In fact, tools for predicting tipping points are very useful to show us that we have crossed boundaries (see chapter 3) and that we are entering a danger zone. Unfortunately, this very often means that it’s already too late to hope for a return to an earlier, stable and known state. These tools allow us less to anticipate a specific date than to know what kind of future awaits us.
In collapsology, then, we need to accept the fact that we are not able to predict everything. This is a double-edged principle. On the one hand, we will never be able to say with any certainty that a general collapse is imminent (before having experienced it). In other words, sceptics will always be able to object on this basis. On the other hand, scientists will not be able to guarantee that we have not already seriously crossed certain boundaries, i.e., we cannot objectively assure humankind that the space in which it is living today is stable and safe. So there will always be grist to the pessimists’ mill.

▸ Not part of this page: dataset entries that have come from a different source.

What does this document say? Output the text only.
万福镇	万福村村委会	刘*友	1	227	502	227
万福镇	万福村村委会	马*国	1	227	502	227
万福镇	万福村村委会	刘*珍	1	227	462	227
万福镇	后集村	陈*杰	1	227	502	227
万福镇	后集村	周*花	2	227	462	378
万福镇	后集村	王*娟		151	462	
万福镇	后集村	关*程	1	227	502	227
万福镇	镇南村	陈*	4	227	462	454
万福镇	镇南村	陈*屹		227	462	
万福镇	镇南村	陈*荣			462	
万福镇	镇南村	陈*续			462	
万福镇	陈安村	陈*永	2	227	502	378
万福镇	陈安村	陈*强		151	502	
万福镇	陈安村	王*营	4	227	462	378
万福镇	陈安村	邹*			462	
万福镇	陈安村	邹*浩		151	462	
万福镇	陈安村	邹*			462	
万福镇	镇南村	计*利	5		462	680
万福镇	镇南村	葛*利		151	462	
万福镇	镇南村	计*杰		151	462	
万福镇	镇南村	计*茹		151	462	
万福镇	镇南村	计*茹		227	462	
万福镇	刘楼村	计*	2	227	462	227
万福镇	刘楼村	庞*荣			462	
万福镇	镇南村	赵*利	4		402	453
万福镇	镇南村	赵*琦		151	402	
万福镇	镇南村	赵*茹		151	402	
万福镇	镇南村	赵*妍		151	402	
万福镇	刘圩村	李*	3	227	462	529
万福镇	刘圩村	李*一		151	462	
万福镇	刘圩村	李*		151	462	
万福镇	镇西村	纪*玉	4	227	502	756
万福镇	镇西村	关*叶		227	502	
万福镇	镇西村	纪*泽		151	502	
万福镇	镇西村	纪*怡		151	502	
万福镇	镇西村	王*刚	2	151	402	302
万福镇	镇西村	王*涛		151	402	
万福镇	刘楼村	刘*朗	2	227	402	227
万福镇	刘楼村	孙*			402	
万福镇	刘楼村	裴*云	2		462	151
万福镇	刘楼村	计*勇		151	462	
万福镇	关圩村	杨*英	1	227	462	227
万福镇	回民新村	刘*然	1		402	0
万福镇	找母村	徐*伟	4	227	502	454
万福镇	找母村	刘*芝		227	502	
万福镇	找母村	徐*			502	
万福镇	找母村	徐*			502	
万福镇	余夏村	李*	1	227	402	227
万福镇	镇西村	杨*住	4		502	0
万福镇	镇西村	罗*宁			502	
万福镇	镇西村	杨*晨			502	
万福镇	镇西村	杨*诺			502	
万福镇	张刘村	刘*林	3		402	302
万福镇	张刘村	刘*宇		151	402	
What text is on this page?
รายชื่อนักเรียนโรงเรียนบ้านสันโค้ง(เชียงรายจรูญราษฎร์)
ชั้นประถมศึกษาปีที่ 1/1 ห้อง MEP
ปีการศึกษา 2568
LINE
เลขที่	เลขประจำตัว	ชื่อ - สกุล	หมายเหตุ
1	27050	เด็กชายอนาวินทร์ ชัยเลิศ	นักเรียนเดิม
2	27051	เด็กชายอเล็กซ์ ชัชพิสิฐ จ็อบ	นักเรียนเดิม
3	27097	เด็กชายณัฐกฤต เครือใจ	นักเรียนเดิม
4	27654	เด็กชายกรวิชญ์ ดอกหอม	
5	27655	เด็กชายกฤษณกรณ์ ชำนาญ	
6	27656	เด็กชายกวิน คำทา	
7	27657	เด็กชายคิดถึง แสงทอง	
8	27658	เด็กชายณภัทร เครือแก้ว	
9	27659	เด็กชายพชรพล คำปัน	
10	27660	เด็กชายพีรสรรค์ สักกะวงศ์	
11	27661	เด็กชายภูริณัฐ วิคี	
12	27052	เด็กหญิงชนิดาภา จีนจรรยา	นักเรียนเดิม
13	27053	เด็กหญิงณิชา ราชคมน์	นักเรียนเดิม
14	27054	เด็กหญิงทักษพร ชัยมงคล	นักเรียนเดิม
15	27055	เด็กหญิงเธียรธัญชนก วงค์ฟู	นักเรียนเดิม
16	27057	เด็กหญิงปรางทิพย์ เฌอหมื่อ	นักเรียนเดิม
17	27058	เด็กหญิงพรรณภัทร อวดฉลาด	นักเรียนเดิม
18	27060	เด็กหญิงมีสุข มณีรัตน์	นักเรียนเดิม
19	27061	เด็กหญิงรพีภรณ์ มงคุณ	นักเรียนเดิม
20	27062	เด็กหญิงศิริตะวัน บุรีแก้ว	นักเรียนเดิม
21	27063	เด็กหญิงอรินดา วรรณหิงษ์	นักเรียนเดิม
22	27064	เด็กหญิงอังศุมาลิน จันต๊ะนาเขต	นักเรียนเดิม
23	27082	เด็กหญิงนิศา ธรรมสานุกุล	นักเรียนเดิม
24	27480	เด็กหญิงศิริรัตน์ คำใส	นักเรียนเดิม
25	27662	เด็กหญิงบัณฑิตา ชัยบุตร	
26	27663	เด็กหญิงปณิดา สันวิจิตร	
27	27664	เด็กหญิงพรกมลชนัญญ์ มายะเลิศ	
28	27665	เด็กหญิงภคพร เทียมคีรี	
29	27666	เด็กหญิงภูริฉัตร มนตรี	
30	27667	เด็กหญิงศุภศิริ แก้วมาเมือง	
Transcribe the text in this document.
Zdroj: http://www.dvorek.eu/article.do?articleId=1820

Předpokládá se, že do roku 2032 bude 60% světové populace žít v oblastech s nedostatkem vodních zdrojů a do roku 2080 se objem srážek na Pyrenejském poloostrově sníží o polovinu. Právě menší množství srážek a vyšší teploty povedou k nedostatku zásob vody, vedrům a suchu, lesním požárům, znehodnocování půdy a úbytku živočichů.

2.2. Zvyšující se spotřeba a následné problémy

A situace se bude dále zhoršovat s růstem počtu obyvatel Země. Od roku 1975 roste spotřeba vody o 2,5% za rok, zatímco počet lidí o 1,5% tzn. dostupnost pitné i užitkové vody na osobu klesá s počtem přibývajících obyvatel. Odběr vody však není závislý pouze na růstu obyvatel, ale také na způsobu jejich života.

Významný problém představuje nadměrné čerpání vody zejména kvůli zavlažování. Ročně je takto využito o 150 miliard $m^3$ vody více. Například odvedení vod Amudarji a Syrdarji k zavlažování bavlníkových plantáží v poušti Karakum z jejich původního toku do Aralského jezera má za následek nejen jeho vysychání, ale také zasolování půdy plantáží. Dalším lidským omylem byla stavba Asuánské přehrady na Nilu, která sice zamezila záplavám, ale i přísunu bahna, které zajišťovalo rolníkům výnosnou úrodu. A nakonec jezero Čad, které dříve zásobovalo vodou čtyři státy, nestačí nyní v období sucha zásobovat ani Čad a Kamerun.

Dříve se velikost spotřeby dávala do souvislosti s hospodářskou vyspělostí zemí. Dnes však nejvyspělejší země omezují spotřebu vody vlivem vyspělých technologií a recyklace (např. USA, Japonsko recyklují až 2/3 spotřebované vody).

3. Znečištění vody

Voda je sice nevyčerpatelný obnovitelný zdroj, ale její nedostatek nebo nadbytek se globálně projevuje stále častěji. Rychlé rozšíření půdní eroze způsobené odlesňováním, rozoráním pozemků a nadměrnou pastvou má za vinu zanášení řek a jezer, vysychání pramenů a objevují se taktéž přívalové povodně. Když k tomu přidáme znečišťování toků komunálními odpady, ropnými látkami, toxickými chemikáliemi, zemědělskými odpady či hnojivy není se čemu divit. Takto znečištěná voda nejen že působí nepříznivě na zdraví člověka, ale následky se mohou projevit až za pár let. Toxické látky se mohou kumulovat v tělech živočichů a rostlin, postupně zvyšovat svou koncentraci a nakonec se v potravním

So what are we to do? Remember the 2009 earthquake in Aquila in Italy, when scientists were convicted by the courts for not having provided a clear estimate of the probabilities of a potential earthquake. The catastrophe happened in spite of the measuring instruments. Remember, too, the period leading up to the banking crisis of 2008, when some very insightful commentators sounded the alarm but were obviously not listened to. They were able intuitively to pick up many signs of an imminent crisis, such as speculative bubbles in the US real-estate market and the sudden increase in the price of gold that traditionally acts as a safe investment. But it was impossible for them to prove objectively and rationally what they were suggesting. The catastrophe happened without measuring instruments and in spite of the intuition of whistle-blowers. So how can we know? And who and what are we to believe?
Above all, not economic calculations or cost-benefit analyses – they’re useless! Because ‘as long as we are far from the thresholds, we can afford to mess with ecosystems with impunity’. There’s no cost, it’s all benefit! And as Dupuy points out, ‘if we approach critical thresholds, the cost-benefit calculation becomes derisory. The only thing that matters then is not to cross them. [… ] And we need to add that we don’t even know where the thresholds are.’17 Our ignorance, then, is not a question of the accumulation of scientific knowledge; it is consubstantial with the very nature of complex systems. In other words, in a time of uncertainty, it’s intuition that counts.